As far as I know, the only other prominent criminal of the time who earned his own Tijuana Bible was John Dillinger, a fellow who reportedly had a considerable “cigar” of his own. . .and not only the one allegedly residing today at the Smithsonian in a pickle jar.

It is easy to find a pin-up smoking a cigarette. Mara Gaye, burlesquer and risqué clothing entrepreneur of the 1950’s, reenacts the familiar, “My doctor told me to stay away from cigarettes” gag. Want another smoking gag? The clever vernacular version of the slogan, “L-S-M-F-T.” You’ve heard it if you are my age or older. If you haven’t, time heals most things, including particularly bad jokes. That is one no one will miss.

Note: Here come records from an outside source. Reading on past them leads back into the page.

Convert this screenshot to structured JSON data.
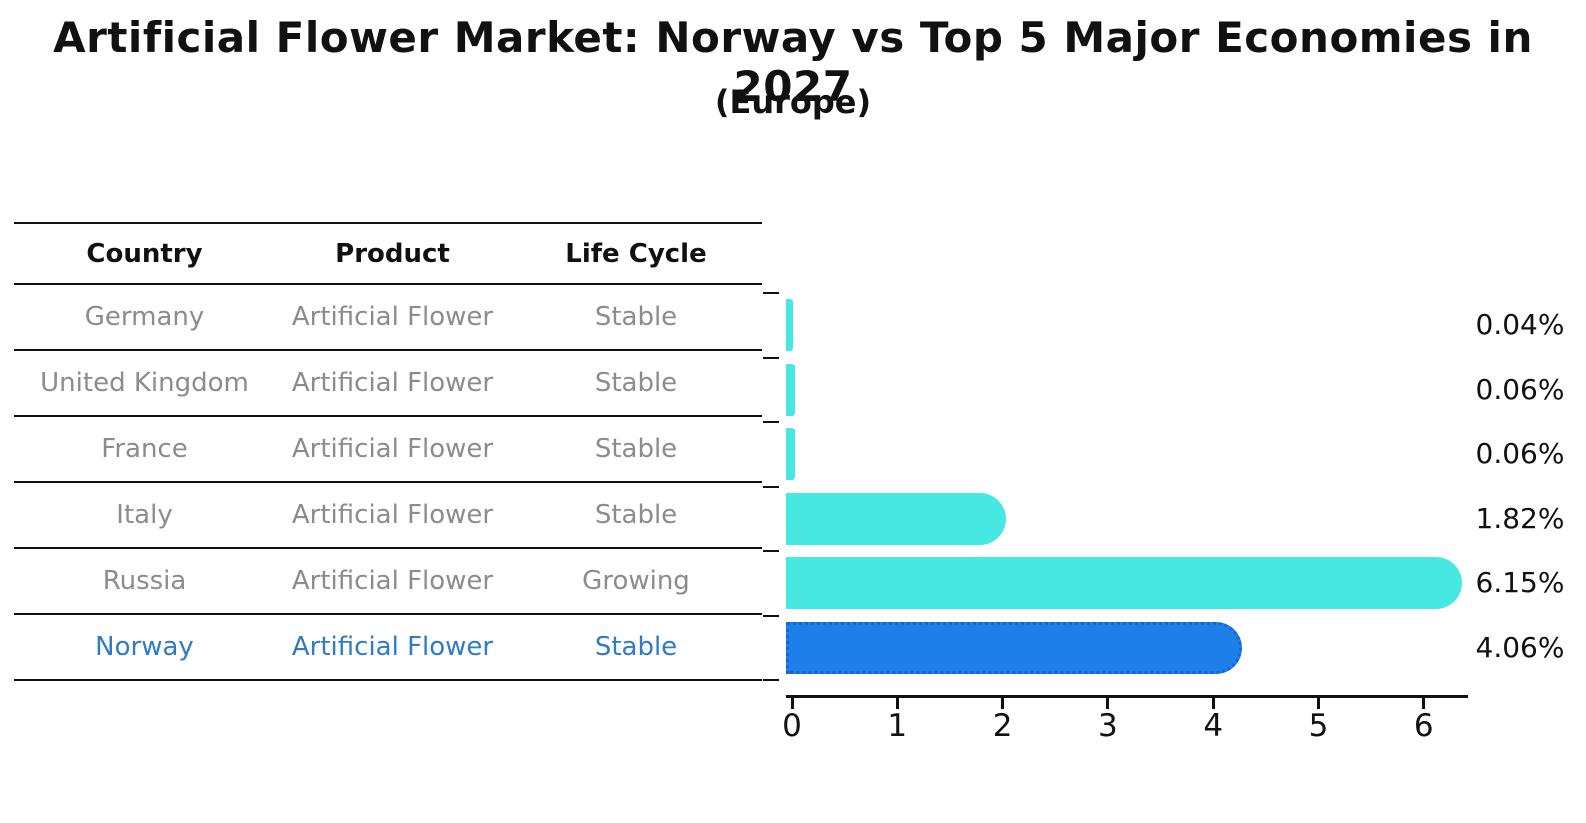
{
  "title": "Artificial Flower Market: Norway vs Top 5 Major Economies in 2027",
  "subtitle": "(Europe)",
  "table": {
    "headers": {
      "country": "Country",
      "product": "Product",
      "life_cycle": "Life Cycle"
    },
    "rows": [
      {
        "country": "Germany",
        "product": "Artificial Flower",
        "life_cycle": "Stable",
        "highlight": false
      },
      {
        "country": "United Kingdom",
        "product": "Artificial Flower",
        "life_cycle": "Stable",
        "highlight": false
      },
      {
        "country": "France",
        "product": "Artificial Flower",
        "life_cycle": "Stable",
        "highlight": false
      },
      {
        "country": "Italy",
        "product": "Artificial Flower",
        "life_cycle": "Stable",
        "highlight": false
      },
      {
        "country": "Russia",
        "product": "Artificial Flower",
        "life_cycle": "Growing",
        "highlight": false
      },
      {
        "country": "Norway",
        "product": "Artificial Flower",
        "life_cycle": "Stable",
        "highlight": true
      }
    ]
  },
  "chart_data": {
    "type": "bar",
    "orientation": "horizontal",
    "title": "Artificial Flower Market: Norway vs Top 5 Major Economies in 2027 (Europe)",
    "categories": [
      "Germany",
      "United Kingdom",
      "France",
      "Italy",
      "Russia",
      "Norway"
    ],
    "values": [
      0.04,
      0.06,
      0.06,
      1.82,
      6.15,
      4.06
    ],
    "value_labels": [
      "0.04%",
      "0.06%",
      "0.06%",
      "1.82%",
      "6.15%",
      "4.06%"
    ],
    "x_ticks": [
      "0",
      "1",
      "2",
      "3",
      "4",
      "5",
      "6"
    ],
    "xlim": [
      0,
      6.5
    ],
    "grid": false,
    "legend": false,
    "bar_color": "#47E7E2",
    "highlight_index": 5,
    "highlight_color": "#1E7FE8",
    "highlight_border_color": "#1565D6"
  },
  "colors": {
    "muted_text": "#8C8C8C",
    "highlight_text": "#2F7BC6",
    "axis": "#111111"
  }
}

Finding a photo of a pin-up with a big fat cigar is only as common as seeing a woman eating a banana in public without breaking off bite-sized portions. Playboy did it in 1973. The tobacco marketers did it often to sell their own products like Tiparillos and Don Diego cigars. The first may have been the charming Blackstone ad, which provides considerable pleasure in “every size and shape” while lasting longer. The ad copy reads like a Kinsey Report. The unnamed woman above did it in a Robert Harrison pulp novel in the 1950s, but I have only been able to locate her from a scrapbook assembled by a person obsessed with stockings. . .the cigar was a bonus. Robert Harrison was responsible for publishing the entire top rack of girlie magazines like Tittter, Beauty Parade, Eyeful, Wink, and Flirt. Harrison would use ANY phallic shaped object he thought he could get away with; a candle, a cane, even the carrot of a snowman. He also frequently appears in the layouts along with underwear-wearing “movie stars” and retired burlesquers.

In 1955, the Baltimore District Attorney broke-up a considerable “dirty picture” racket that distributed two million photographs a year. It is no coincidence among the 291 shipments tracked, a considerable number went to the “Washington Dukes Cigar Stand” in Durham, North Carolina and “City Hall Cigar and Novelty” in Grand Rapids, Michigan.